Oh just seen you get a wristband....a bit weird that'll be.


----------



## Dan U (Feb 1, 2008)

yeah

few brizzle urbs went to the last one, thought i'd give them a heads up


----------



## softybabe (Feb 2, 2008)

disgusting


----------



## ddraig (Feb 2, 2008)

absolutely


softybabe said:


> disgusting


----------



## keybored (Feb 4, 2008)

ddraig said:


> absolutely



I agree

























Pirates vs. _Cavemen?_ It's NINJAS for fucks sake.


----------



## Yetman (Feb 13, 2008)

Bastard! Thought this was on the BH weekend 

Still...should be good


----------



## Onket (Feb 14, 2008)

I'm up for this one.


----------



## Onket (Feb 14, 2008)

Interesting link on the flyer- www.recydratethewest.net


----------



## starfishflowers (Mar 1, 2008)

Is recydratethewest on again this year?? looks ace


----------



## fizzerbird (Mar 1, 2008)

Fek me! Feking dilema!

Pirates and Cavemen are both favs of mine...they should not be in competition 

forgot to check when this is...


----------



## fizzerbird (Mar 1, 2008)

How the frig am I supposed to read that flyer??

Where's the date?


----------



## salem (Mar 1, 2008)

Just got me tickets through the post.

It's next weekend (8th March) and is looking to be fucking brilliant.

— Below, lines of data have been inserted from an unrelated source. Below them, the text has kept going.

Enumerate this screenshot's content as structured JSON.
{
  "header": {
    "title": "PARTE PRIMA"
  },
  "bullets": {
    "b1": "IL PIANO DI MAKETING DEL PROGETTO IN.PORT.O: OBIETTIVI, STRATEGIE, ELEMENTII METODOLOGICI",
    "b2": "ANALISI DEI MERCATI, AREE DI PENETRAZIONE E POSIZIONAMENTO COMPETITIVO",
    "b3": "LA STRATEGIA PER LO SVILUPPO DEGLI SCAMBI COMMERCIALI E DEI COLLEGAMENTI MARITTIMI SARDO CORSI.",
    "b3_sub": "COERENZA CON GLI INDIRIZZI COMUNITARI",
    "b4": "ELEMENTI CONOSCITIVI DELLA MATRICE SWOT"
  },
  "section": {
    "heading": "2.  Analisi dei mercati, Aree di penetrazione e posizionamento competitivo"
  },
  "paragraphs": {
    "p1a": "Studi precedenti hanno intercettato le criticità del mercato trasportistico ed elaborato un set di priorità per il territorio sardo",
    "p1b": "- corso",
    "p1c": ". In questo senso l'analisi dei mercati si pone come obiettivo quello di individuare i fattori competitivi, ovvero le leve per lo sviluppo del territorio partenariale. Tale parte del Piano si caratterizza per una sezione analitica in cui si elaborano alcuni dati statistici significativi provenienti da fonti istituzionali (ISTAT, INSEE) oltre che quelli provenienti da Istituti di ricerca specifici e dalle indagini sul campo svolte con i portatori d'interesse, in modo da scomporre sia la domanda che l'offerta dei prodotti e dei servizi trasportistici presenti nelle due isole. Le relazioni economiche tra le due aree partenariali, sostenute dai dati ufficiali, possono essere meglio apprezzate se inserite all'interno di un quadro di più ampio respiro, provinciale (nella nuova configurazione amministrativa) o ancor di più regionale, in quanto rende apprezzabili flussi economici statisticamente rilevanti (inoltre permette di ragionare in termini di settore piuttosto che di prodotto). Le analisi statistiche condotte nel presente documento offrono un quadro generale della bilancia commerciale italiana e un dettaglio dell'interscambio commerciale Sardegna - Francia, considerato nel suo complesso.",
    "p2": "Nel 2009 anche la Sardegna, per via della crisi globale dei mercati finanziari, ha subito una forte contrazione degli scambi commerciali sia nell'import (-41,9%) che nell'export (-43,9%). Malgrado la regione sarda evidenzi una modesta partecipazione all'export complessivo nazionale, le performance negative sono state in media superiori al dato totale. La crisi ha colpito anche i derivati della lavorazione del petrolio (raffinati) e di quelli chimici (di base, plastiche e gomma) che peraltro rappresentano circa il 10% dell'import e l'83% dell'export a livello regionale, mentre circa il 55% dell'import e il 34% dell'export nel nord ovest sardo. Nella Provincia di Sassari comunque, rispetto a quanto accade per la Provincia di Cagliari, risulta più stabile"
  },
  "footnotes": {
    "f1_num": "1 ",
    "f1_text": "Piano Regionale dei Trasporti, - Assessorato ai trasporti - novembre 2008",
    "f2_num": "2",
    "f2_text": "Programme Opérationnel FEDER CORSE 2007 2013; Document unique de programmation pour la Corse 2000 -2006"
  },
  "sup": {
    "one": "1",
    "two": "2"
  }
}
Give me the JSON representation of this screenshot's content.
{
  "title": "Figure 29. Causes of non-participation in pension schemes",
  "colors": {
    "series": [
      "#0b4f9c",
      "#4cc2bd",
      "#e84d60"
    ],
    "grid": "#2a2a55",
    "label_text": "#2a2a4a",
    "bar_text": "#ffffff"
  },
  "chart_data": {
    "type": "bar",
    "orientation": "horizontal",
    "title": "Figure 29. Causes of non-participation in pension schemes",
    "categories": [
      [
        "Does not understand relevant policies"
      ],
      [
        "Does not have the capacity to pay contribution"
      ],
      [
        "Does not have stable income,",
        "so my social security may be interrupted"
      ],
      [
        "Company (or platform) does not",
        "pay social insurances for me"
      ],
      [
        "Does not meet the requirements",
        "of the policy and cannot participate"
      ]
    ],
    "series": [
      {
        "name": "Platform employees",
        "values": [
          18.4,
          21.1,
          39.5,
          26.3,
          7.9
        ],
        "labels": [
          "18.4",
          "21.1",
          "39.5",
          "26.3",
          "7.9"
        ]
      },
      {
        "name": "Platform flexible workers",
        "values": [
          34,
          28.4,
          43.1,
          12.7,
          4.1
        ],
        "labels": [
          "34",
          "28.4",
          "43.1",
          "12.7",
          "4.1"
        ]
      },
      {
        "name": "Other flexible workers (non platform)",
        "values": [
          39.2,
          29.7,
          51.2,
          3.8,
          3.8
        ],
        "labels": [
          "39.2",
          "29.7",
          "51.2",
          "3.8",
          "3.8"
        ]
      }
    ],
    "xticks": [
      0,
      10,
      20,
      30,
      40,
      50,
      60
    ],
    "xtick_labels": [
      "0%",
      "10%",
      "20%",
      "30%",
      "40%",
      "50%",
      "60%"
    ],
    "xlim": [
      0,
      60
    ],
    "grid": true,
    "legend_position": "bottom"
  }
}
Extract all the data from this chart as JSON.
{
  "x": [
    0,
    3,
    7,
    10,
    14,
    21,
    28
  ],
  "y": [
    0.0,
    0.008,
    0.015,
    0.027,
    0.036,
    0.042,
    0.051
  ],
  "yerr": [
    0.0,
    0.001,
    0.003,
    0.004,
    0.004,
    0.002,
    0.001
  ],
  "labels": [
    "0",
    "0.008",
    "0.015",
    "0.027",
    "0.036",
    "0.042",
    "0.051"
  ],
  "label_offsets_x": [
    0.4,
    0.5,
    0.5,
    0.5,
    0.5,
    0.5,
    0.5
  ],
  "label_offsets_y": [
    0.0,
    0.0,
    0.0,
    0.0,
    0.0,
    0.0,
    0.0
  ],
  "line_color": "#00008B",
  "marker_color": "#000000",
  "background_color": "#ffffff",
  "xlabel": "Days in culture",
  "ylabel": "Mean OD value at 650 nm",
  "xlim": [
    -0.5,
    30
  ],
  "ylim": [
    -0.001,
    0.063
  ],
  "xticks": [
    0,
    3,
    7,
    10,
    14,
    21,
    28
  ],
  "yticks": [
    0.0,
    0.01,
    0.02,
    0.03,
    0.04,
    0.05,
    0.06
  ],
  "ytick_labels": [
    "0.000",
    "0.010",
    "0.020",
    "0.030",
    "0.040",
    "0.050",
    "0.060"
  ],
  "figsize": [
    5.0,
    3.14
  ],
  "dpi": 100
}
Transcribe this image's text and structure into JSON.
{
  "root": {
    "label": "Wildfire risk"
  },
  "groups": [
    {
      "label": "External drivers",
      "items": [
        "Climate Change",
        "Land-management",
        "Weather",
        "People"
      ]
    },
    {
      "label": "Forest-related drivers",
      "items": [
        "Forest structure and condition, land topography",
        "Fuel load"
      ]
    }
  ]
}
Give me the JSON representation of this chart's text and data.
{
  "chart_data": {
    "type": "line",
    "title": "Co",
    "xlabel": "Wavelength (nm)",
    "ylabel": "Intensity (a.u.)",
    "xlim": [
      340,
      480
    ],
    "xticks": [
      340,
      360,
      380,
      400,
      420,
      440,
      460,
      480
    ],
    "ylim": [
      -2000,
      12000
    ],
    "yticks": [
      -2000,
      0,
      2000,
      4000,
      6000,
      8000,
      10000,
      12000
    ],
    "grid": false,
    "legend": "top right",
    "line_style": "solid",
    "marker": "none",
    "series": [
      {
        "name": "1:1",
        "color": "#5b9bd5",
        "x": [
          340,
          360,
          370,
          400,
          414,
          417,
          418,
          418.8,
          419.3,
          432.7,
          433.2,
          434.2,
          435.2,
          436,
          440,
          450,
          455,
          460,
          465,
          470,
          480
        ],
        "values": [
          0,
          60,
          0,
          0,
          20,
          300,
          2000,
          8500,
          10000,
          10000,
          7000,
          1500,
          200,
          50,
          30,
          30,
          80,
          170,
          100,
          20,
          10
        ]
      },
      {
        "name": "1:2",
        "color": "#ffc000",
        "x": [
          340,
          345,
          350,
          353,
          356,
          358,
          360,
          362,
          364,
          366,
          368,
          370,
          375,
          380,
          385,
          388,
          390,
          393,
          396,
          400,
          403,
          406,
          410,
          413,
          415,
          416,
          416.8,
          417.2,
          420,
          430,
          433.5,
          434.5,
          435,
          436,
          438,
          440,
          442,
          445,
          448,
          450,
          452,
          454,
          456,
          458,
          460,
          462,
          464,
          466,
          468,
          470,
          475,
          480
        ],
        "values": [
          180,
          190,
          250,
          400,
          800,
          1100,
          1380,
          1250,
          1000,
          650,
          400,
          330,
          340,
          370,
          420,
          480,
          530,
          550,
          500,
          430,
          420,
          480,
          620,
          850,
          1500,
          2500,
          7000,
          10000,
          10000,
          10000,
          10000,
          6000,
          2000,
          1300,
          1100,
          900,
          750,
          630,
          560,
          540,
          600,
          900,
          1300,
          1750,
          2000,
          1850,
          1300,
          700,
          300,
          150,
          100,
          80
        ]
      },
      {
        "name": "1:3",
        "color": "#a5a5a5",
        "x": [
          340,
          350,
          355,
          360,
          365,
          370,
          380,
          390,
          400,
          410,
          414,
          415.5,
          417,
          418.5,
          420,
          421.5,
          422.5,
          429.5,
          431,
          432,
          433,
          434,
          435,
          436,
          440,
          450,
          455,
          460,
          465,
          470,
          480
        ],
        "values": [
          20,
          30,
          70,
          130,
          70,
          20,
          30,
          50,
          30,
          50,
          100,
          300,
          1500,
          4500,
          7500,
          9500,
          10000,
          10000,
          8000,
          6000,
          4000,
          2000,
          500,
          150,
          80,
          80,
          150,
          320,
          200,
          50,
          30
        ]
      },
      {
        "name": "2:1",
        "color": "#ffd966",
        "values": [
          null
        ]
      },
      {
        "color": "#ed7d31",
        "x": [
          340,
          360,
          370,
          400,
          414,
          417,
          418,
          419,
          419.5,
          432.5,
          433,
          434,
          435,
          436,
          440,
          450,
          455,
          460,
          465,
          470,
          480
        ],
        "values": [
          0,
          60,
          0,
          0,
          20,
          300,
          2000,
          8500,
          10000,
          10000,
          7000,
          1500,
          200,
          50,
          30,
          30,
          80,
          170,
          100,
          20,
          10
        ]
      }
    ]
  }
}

Really can't wait


----------



## Geri (Mar 1, 2008)

salem said:


> It's next weekend (8th March) and is looking to be fucking brilliant. Really can't wait



I can't go, it clashes with Ladies Night at the Queens Head in Eastville.


----------



## starfishflowers (Mar 1, 2008)

hi there

me and a few mates are off there for my bday celebrations - do peeps meet up somewhere beforehand???/


----------



## Onket (Mar 3, 2008)

fizzerbird said:


> How the frig am I supposed to read that flyer??
> 
> Where's the date?



If it's small, then click on it. If it's big, then scroll around.


----------



## JTG (Mar 7, 2008)

hope all youse going have a great time

Clockwork is closing in May - being developed for yet more cunting yuppie flats. The ruination of Stokes Croft continues apace as fucking wanker developers shit on my doorstep yet again. Roll on the recession, hope they all lose heaps of money on it.

Bastards.


----------



## Onket (Mar 7, 2008)

Booked my train tickets this morning.


----------



## Yetman (Mar 7, 2008)

I'll be there


----------



## fizzerbird (Mar 9, 2008)

Did You go?I didn't see any one of you!

Blinding night!!!  

*proud mother mode*

My son played a wikkide set...bless him 


ERM...now he's in his room wiv a girl...making noises!  

*puts head phones on*


----------



## Onket (Mar 10, 2008)

Great night.


----------



## Yetman (Mar 10, 2008)

Ha! That’s about as complex my sentences are today as well mate…..


----------



## Onket (Mar 10, 2008)

It's all your fault!


----------



## Yetman (Mar 10, 2008)

I blame Spuggy


----------



## Onket (Mar 11, 2008)

He's certainly not blame free!!!


----------



## space-hopper (Mar 20, 2008)

yea it was a crackin night and good to see a few urbs there, mashed up as one would expect 
missed a few by the looks of it :/


----------